Jones swallowed and did as he was told.
“Turn off the lights,” Beckard said.
Jones did. Not that he really needed to. The highway was always empty this time of the morning. It would be a few more hours before the truckers started coming through in a constant stream. For now, there wasn’t another vehicle in either direction, leaving the headlights of the Crown Vic a lonely pool of bright lights in a sea of black nothing.
It was perfect.
“What are you doing, man?” Jones asked.
The trooper looked genuinely scared, which told Beckard he hadn’t seen the way Beckard’s right hand was shaking. Just the effort of holding the gun up made him wince, every sensitive muscle that the dog’s teeth had torn through earlier rippling mercilessly.
“Out of the car,” Beckard said.
He opened the passenger-side door and climbed out, secretly grimacing when Jones couldn’t see him, and quickly changed the gun to his left hand. Beckard was right-handed like most of the world’s population, and if he had to shoot the cop from long distance — and at this point, long-distance was anything over a foot — he didn’t like his chances.
Jones climbed out of the other side and stared at him across the roof. “What are you doing, Beckard? What the fuck are you doing, man?”
Beckard didn’t answer him. He circled around the hood of the squad car instead before saying, “Assume the position.”
“What?”
“Assume the fucking position!”
Jones did, facing his driver-side door and spreading his legs before putting his arms behind his head.
“Don’t fuck with me!” Beckard shouted. He wasn’t worried about being overheard. They might as well be the only two living souls in the universe, given the emptiness around them at the moment.
Jones reluctantly laced his fingers together. “What now?”
“Sorry, buddy,” Beckard said. “I always liked you.”

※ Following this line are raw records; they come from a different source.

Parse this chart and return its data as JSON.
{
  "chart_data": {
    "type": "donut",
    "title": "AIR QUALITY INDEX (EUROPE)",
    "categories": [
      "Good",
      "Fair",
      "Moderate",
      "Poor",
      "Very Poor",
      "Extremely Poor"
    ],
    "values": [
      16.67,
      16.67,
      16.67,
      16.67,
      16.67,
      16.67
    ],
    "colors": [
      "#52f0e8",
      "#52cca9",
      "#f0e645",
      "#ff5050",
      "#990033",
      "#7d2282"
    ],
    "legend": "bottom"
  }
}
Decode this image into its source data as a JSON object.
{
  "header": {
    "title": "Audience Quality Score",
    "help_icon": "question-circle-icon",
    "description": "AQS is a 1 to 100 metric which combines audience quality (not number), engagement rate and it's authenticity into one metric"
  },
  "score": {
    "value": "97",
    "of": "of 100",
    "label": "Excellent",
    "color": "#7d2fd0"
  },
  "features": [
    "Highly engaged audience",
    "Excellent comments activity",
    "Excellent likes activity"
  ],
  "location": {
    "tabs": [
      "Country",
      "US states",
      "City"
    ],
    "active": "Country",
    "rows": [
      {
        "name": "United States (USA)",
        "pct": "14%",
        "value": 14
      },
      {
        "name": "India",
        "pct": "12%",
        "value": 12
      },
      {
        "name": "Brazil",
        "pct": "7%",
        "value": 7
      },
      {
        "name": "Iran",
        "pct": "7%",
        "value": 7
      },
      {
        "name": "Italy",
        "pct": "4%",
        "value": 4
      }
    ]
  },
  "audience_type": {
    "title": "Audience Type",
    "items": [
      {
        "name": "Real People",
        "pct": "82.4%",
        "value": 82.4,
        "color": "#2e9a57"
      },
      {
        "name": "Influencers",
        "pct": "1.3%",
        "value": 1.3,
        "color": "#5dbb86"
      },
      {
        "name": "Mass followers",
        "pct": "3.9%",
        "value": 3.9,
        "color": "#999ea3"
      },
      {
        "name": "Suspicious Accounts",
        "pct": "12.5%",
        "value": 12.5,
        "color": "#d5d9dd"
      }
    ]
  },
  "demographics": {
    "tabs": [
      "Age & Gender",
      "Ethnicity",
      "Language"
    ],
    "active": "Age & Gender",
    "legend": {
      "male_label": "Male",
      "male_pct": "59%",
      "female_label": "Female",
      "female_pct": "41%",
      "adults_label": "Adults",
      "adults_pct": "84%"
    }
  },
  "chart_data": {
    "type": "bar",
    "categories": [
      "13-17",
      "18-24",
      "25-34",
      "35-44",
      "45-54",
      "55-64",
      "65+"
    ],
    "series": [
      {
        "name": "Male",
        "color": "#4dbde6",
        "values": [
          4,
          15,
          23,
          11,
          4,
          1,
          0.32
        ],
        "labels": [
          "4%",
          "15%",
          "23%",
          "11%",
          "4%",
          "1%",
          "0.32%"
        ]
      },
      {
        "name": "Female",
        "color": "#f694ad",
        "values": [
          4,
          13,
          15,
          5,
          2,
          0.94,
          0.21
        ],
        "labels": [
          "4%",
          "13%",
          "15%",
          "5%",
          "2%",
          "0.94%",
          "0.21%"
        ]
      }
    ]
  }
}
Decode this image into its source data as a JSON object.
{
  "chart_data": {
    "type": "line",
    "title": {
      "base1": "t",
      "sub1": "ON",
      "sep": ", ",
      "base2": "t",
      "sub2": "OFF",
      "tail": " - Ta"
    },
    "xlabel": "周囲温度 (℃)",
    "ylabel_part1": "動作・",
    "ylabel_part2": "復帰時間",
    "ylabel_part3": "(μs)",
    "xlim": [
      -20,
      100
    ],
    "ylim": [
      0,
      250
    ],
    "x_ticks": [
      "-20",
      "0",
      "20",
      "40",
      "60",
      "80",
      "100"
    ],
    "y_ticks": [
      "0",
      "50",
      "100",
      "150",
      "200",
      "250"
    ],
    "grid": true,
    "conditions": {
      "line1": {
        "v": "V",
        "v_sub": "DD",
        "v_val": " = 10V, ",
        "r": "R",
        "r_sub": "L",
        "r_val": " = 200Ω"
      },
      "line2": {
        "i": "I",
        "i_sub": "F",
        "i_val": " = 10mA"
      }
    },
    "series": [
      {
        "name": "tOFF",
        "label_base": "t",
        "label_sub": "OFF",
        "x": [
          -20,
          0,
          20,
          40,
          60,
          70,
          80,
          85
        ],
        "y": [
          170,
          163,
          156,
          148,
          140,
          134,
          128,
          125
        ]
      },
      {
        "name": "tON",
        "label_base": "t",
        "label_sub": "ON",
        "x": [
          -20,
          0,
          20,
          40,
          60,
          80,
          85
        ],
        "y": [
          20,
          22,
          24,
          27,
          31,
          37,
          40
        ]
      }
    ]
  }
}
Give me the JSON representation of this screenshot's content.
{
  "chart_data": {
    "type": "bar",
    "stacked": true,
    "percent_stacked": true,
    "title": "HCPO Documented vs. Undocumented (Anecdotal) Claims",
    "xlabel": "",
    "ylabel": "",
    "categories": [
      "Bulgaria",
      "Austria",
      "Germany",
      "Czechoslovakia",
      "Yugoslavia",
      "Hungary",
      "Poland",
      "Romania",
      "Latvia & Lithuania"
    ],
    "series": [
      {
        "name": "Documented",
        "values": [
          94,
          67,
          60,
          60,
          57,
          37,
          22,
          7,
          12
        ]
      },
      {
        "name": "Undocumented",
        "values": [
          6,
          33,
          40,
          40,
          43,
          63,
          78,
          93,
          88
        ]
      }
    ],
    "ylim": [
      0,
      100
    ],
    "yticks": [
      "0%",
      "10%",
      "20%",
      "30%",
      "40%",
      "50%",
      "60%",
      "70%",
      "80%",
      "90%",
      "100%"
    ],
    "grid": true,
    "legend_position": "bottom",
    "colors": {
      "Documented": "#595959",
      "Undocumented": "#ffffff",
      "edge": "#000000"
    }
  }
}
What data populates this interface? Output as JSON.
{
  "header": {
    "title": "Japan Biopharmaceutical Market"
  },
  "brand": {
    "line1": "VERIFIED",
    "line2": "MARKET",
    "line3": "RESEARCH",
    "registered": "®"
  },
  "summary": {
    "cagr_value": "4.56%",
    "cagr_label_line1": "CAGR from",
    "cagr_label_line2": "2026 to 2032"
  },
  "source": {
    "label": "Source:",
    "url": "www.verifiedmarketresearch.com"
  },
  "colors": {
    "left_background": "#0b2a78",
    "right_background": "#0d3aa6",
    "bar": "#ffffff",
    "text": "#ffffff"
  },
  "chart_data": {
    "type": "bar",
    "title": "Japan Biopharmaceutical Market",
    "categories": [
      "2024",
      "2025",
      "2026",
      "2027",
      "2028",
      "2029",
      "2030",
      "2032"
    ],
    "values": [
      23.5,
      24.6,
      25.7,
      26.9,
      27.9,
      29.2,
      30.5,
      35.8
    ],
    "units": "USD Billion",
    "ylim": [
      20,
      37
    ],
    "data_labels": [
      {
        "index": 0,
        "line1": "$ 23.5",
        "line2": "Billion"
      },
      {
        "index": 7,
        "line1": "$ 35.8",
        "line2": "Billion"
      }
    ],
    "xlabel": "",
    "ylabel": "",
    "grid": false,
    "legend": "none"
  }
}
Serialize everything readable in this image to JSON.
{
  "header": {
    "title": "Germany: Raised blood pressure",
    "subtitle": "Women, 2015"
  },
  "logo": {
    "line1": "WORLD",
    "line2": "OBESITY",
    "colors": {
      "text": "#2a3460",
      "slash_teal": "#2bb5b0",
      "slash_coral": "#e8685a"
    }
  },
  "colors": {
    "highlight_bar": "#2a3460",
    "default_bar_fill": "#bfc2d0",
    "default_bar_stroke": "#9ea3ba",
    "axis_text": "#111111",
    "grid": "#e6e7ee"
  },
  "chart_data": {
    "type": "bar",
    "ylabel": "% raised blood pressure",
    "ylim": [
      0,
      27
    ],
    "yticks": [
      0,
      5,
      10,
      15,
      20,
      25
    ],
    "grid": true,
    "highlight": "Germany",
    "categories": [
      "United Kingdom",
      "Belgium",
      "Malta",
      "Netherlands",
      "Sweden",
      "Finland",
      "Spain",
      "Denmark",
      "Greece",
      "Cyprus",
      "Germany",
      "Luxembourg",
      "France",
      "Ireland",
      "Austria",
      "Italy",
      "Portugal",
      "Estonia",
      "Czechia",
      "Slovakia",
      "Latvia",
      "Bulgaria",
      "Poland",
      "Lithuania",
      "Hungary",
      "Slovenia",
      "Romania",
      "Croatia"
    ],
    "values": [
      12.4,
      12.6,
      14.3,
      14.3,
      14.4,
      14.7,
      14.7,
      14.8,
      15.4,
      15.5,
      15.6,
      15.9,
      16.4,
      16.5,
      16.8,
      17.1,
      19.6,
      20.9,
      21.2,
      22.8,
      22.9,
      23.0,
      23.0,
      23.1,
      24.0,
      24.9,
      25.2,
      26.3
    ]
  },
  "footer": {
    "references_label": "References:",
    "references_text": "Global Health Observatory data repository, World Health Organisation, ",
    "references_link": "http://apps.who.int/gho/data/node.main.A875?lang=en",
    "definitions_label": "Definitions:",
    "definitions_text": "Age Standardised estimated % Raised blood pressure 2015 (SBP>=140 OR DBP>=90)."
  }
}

“What are you—” Jones started to say, but never finished because Beckard shoved the Glock against the back of trooper’s head and pulled the trigger.
It was hard to miss from that kind of range, even left-handed.
Chapter 17
She didn’t say a word between the time they threw her into the police car, during the long drive to the police station, and when they booked her before eventually putting her into an interrogation room in the back of a long hallway. There, they handcuffed her right wrist to a steel ring at the edge of the table. The room was sparse and there were no recording devices she could see, or even one of those one-way mirrors where someone could watch her from a connected room.
Allie didn’t say anything, because they didn’t ask her anything.
After about five minutes, a female trooper named Tanner finally showed up to check her for injuries. Tanner jotted down notes on a cheap notepad, indicating her bruised side and the dry blood she had forgotten to completely wipe from around her mouth. Allie made sure the trooper saw the additional bruising along her wrists and ankles from the duct tape. She kept waiting for Tanner to ask a question, but the woman never did.
Tanner left twenty minutes later, but not before handcuffing her back to the table. She sat in silence and resumed waiting.
It was cold inside the small room, and very quiet. The building had been mostly empty when they brought her in, which wasn’t surprising, given where she was and the time of day. It wasn’t as if these people saw a lot of crimes in their jurisdiction — at least, not since the Roadside Killer “retired.”
She knew from her trips to the area that law enforcement in the surrounding two counties spent most of their time dealing with highway accidents and writing tickets, and you didn’t need a lot of manpower for that between midnight and early morning. She had counted less than ten people in the entire building, and most of them looked bored. There wasn’t the buzz resulting from the action in the woods that she had expected, which surprised her a bit.
Allie didn’t know when she laid her head down on the table, but she didn’t open her eyes again until the door clicked open and one of the troopers, an older man with blond hair, stepped inside.